Displayed in the heart of the exhibition itinerary dedicated to the art of the present, the exhibition – curated by Micol Forti, director of the Vatican Museums’ Collection of Modern and Contemporary Art – will be open to the public from 13 June 2025.
The project invites the visitor to rediscover the central role of Maritain in promoting renewed dialogue between spirituality and artistic creation in one of the most intense and complex periods of the twentieth century. The starting point is his stay in Rome as Ambassador of France to the Holy See from 1945 to 1948, which saw the intensification of his discussion with Giovanni Battista Montini, the future Paul VI, on the meaning of art in contemporary society and its power to elevate the human soul.
Paintings, drawings, documents and books illustrate the intellectual and spiritual ferment that swept through Europe in the postwar period. On display, among others, are the works by Georges Rouault, Marc Chagall, Gino Severini, Jean Cocteau, William Congdon, Henri Matisse, and Alfred Manessier, artists who – each one according to his own sensibility – explored the relationship between art and transcendence.

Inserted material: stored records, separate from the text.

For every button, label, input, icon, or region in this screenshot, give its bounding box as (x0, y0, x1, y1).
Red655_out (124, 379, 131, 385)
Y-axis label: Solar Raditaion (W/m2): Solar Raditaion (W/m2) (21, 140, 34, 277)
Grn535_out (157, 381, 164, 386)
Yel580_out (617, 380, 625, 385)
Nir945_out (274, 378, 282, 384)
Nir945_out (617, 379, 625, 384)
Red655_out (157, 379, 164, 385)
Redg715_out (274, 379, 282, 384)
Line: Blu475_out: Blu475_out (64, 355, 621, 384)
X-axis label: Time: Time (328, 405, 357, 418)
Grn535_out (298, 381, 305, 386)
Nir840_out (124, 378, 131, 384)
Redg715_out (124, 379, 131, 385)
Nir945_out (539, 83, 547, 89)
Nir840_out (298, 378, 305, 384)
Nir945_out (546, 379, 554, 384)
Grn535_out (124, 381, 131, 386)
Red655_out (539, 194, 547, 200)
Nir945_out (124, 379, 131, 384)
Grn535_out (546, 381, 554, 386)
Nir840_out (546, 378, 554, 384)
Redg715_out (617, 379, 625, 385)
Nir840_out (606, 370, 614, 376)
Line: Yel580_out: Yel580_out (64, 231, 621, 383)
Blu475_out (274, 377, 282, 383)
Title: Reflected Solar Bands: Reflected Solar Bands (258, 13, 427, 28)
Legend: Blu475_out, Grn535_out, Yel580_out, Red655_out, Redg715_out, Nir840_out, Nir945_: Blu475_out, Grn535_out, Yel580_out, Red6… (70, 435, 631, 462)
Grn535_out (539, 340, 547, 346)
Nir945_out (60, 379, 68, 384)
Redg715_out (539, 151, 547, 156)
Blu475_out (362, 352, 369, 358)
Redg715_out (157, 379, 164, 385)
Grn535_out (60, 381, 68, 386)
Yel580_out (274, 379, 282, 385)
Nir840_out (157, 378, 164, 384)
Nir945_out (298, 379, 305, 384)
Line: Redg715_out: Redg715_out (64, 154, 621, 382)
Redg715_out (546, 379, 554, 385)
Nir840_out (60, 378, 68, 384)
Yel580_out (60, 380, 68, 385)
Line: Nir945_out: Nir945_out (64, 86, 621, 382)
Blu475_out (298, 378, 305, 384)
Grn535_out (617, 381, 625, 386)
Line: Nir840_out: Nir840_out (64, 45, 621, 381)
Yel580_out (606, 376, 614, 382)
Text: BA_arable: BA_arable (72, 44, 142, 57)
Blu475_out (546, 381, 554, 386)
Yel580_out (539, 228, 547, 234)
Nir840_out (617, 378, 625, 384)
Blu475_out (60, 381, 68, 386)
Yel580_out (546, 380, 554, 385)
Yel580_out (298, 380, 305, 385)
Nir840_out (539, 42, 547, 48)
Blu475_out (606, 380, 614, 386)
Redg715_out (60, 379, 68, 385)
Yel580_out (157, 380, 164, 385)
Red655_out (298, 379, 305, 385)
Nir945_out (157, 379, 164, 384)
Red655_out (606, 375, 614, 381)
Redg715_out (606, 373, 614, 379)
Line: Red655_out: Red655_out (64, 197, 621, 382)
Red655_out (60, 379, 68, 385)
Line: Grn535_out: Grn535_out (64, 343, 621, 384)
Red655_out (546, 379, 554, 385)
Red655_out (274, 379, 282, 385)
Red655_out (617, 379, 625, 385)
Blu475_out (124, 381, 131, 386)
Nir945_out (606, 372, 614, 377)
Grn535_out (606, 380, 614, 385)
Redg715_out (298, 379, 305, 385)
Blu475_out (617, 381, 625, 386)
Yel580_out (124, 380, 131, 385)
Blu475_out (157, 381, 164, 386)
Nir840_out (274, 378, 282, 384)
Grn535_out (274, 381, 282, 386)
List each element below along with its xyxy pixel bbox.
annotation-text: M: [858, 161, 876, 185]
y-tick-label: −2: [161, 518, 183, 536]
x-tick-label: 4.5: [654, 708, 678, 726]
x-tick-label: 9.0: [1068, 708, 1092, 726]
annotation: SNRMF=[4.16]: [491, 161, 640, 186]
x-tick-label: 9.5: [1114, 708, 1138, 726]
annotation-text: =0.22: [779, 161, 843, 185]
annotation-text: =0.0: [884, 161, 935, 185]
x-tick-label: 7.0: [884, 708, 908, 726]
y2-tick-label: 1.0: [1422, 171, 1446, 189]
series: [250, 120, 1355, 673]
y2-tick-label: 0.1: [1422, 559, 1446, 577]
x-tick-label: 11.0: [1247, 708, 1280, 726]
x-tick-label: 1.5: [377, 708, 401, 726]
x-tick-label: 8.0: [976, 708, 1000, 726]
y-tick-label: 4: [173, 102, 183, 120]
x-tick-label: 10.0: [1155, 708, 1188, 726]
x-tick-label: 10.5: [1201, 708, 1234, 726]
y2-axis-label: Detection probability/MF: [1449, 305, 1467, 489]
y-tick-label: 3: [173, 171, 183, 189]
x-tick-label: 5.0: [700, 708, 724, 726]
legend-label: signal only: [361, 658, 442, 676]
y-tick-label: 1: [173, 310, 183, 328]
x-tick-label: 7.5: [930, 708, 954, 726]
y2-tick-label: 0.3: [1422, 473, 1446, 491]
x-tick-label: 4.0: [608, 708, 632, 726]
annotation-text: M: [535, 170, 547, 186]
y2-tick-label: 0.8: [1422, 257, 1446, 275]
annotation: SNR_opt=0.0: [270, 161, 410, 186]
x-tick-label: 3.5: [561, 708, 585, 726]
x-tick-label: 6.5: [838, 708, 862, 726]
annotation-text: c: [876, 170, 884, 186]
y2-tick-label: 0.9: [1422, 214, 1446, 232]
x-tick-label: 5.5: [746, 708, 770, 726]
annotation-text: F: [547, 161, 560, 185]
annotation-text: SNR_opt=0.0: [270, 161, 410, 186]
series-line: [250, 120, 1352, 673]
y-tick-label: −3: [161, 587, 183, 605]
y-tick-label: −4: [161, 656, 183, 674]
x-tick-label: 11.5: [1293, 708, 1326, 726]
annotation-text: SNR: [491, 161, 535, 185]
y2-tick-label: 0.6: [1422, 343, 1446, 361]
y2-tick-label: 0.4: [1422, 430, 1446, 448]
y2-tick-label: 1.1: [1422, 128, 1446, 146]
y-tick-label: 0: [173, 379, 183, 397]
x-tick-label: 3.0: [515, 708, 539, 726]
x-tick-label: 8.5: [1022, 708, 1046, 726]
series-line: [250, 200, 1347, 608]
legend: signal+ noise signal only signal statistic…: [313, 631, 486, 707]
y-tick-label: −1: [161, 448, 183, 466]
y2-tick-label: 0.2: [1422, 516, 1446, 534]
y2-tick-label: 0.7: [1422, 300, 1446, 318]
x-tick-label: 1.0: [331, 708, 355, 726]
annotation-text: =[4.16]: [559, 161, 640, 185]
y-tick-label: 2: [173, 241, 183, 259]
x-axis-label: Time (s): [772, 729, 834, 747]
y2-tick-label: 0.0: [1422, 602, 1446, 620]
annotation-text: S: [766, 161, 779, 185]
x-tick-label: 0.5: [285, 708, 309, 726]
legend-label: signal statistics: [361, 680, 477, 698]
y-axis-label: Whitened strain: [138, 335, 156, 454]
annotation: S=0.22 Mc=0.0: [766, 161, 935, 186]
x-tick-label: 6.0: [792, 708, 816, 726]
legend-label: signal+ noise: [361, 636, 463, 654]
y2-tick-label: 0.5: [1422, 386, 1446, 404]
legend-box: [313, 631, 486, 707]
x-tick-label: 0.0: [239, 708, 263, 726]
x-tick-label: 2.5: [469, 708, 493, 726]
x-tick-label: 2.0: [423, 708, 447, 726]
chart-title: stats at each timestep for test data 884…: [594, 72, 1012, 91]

The itinerary is divided into seven thematic sections, following the main phases of the philosopher's aesthetic reflection, the influence exerted on the magisterium of Second Vatican Council and the fundamental contribution to the birth of the Collection of Modern Religious Art of the Vatican Museums.
The exhibition also aims to convey the cultural and spiritual climate in which Jacques and Raïssa Maritain lived, in dialogue with some of the most authoritative voices of the twentieth century such as Paul Claudel, Maurice Blondel, Paul Valéry and Jean Guitton.
With this exhibition, the Vatican Museums confirm their commitment to promoting contemporary art as a locus of research, memory and contemplation, renewing their mission to preserve and promote a heritage of ideas, images and inspirations that continue to speak to the present day.